Neural plasticity is understood to be the basis for both learning in the intact brain and relearning in the damaged brain that occurs through rehabilitation. A review of ten core principles of experience-dependent neural plasticity by Kleim & Jones found that the qualities and constraints of how the brain changes in response to experience are directly relevant to designing effective rehabilitation interventions. As research on brain plasticity advances, the knowledge that results “can be capitalized upon to improve rehabilitation efforts and to optimize functional outcome" (Kleim & Jones, 2008).
Theatre & performance: Embodied learning activates emotional and social systems simultaneously.
VR simulation: Immersive scenarios build real-world skills in a safe environment.
Behavioral rehearsal: Repeated practice changes how the brain encodes responses over time.
Kleim, J.A., & Jones, T.A. (2008). Principles of experience-dependent neural plasticity: implications for rehabilitation after brain damage. Journal of Speech, Language, and Hearing Research, 51, S225–S239.
Socioemotional skills aren’t fixed traits.
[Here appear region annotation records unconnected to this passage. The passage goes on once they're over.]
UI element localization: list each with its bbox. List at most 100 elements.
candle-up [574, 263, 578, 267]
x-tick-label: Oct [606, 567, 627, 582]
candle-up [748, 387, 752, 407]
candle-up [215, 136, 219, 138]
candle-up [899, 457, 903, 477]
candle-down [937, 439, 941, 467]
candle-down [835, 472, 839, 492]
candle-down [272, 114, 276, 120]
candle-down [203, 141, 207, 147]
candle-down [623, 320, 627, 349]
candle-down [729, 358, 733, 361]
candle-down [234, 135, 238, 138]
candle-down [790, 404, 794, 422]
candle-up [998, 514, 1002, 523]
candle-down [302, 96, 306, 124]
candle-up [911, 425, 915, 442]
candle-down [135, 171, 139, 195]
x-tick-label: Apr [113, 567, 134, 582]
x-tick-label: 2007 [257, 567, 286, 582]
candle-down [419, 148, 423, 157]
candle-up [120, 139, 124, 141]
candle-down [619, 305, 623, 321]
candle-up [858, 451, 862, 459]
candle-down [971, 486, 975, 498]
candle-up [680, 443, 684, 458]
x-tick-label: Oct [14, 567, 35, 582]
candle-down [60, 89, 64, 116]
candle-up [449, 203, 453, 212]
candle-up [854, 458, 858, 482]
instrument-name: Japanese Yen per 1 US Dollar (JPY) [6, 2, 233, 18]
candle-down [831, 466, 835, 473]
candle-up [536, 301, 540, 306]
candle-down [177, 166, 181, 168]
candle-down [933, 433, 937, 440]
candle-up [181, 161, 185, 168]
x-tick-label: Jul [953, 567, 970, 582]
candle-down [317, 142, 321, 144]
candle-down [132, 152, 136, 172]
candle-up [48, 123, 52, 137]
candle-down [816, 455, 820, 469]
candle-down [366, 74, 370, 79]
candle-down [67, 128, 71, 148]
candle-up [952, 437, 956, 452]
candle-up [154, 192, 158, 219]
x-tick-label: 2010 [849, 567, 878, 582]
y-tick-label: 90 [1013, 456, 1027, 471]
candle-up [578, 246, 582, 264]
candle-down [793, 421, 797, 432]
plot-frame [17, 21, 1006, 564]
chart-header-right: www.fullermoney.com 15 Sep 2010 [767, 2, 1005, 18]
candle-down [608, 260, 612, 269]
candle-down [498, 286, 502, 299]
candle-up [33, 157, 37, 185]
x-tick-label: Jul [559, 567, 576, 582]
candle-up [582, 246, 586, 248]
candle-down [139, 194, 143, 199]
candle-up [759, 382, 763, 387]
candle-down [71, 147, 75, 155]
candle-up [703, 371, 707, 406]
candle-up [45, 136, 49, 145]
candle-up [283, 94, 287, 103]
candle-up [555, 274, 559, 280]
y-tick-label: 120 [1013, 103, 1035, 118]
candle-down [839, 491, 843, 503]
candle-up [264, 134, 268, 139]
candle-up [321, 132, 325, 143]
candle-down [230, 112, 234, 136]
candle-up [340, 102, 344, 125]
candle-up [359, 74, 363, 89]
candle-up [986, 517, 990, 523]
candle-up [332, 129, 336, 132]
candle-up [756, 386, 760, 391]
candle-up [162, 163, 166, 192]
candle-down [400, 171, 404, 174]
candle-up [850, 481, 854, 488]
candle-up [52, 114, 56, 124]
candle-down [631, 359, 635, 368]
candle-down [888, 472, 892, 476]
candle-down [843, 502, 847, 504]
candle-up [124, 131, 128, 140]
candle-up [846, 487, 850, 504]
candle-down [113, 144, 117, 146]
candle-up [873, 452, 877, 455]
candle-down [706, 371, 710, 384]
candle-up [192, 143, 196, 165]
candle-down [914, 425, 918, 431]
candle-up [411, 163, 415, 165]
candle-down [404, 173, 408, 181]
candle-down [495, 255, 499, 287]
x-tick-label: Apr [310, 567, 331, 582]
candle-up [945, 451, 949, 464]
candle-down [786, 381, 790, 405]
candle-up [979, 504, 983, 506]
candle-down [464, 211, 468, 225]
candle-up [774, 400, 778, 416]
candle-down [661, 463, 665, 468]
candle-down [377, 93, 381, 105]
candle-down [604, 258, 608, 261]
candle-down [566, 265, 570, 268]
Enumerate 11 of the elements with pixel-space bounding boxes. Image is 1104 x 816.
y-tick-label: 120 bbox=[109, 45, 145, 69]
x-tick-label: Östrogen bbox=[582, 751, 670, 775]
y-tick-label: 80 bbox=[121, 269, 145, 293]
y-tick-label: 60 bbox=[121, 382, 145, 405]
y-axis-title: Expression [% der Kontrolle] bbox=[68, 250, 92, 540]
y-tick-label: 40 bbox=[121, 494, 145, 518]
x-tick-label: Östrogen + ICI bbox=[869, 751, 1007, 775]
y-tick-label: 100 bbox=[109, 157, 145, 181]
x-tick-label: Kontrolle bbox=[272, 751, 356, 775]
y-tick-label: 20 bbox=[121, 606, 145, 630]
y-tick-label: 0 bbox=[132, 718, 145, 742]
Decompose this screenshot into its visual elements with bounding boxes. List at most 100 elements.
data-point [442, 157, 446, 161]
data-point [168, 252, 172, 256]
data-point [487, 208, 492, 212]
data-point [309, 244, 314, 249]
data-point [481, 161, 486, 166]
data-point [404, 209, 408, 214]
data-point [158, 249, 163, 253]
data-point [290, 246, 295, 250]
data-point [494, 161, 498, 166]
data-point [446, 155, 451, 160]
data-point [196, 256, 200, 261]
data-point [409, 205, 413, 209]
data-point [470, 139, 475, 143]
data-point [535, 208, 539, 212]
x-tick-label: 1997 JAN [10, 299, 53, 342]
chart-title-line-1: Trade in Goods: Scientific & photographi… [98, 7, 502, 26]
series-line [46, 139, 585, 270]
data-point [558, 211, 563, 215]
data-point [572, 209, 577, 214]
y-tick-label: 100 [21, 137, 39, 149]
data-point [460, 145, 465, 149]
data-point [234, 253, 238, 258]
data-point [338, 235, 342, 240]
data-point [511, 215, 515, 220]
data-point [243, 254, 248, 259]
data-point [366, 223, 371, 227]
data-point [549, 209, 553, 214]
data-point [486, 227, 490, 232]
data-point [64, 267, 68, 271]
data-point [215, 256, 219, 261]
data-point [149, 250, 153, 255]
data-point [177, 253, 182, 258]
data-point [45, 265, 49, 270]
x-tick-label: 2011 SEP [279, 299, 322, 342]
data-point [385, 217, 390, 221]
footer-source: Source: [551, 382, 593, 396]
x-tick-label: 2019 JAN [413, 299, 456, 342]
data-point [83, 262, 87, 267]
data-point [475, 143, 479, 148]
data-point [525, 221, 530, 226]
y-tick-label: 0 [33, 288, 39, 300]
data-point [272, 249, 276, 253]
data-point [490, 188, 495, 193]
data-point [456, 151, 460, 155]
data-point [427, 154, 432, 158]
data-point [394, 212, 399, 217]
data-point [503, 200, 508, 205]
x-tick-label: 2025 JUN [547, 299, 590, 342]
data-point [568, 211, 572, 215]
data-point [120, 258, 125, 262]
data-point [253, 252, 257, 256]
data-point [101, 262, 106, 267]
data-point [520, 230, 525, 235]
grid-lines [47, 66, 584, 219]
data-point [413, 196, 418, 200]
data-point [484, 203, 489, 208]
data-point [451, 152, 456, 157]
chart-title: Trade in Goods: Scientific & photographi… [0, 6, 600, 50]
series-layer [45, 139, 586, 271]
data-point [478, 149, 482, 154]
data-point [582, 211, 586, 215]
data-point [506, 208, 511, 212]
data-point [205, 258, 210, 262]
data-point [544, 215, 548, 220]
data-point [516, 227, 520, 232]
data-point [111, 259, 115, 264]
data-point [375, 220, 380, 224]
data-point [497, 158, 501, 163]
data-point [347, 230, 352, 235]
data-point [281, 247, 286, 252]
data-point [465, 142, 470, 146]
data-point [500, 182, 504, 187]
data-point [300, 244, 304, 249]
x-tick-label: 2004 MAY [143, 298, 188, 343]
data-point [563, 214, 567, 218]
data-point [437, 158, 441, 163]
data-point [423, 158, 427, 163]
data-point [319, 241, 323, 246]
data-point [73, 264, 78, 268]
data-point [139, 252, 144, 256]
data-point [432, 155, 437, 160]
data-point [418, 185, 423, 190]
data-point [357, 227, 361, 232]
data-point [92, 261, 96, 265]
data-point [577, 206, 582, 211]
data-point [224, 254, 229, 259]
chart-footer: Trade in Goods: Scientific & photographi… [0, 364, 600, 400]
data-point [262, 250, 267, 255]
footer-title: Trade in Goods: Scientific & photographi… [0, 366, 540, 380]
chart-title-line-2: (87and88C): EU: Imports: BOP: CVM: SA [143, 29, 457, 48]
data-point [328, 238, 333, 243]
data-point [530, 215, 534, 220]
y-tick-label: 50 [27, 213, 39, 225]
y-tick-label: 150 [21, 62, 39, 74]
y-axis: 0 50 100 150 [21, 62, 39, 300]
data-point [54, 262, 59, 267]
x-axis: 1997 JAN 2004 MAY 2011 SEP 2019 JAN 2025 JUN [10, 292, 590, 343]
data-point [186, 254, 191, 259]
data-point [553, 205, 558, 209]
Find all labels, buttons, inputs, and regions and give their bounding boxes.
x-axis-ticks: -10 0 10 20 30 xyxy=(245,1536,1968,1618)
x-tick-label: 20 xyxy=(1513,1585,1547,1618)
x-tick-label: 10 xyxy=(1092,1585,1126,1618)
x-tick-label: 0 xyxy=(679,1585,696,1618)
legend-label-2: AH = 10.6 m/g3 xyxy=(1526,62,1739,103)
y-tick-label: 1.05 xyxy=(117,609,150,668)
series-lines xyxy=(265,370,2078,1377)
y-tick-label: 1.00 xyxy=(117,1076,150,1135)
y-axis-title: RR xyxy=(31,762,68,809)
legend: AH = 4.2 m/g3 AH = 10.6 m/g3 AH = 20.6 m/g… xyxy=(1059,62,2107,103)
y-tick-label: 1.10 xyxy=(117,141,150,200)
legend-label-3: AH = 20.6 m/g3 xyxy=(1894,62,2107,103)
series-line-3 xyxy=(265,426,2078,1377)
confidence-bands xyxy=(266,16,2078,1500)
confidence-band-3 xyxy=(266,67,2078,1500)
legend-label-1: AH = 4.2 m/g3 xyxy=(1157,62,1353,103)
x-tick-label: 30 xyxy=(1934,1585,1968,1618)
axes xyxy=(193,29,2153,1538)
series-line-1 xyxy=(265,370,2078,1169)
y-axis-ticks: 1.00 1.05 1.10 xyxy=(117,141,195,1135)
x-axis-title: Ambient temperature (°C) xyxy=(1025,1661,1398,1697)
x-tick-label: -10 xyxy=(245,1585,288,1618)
Empathy, emotional regulation, conflict resolution, and self-awareness are not qualities people either have or don't. Research consistently shows they can be developed through social-emotional learning, which focuses on emotional intentionality and structured programming.
Research into school-based SEL programs has found significant improvements in participants' social and emotional skills, attitudes, and behavior compared to those who did not participate — supporting the value of evidence-based SEL programming as a meaningful contributor to healthy development across age groups (Durlak et al., 2011).
With theatre specifically, a meta-analysis of 21 studies totaling 4,064 participants found that active theatre participation significantly improved empathic abilities, social communication, tolerance, and social interactions. The study found that theatre interventions have a positive and measurable impact on social competencies (Lewandowska & Węziak-Białowolska, 2023).
Durlak, J.A., Weissberg, R.P., Dymnicki, A.B., Taylor, R.D., & Schellinger, K.B. (2011). The impact of enhancing students' social and emotional learning: a meta-analysis of school-based universal interventions. Child Development, 82(1), 405–432. Lewandowska, K., & Węziak-Białowolska, D. (2023). The impact of theatre on social competencies: a meta-analytic evaluation. Arts & Health, 15(3), 306–337.
How it comes together.
Our work is designed around an evidence chain with each layer reinforcing the next.
The brain remains adaptable.Neuroplasticity research confirms that meaningful change in thinking and behavior is possible at any age.
Experiential practice drives change. Repeated, structured engagement through performance, simulation, and behavioral rehearsal builds new neural patterns.
Social-emotional skills improve outcomes. SEL and theatre-based programming strengthens empathy, self-regulation, and prosocial behavior. All of which are key predictors of long-term wellbeing.
Focus on rehabilitation and lasting change. Together, these mechanisms support durable behavioral change, stronger community ties, and improved long-term outcomes.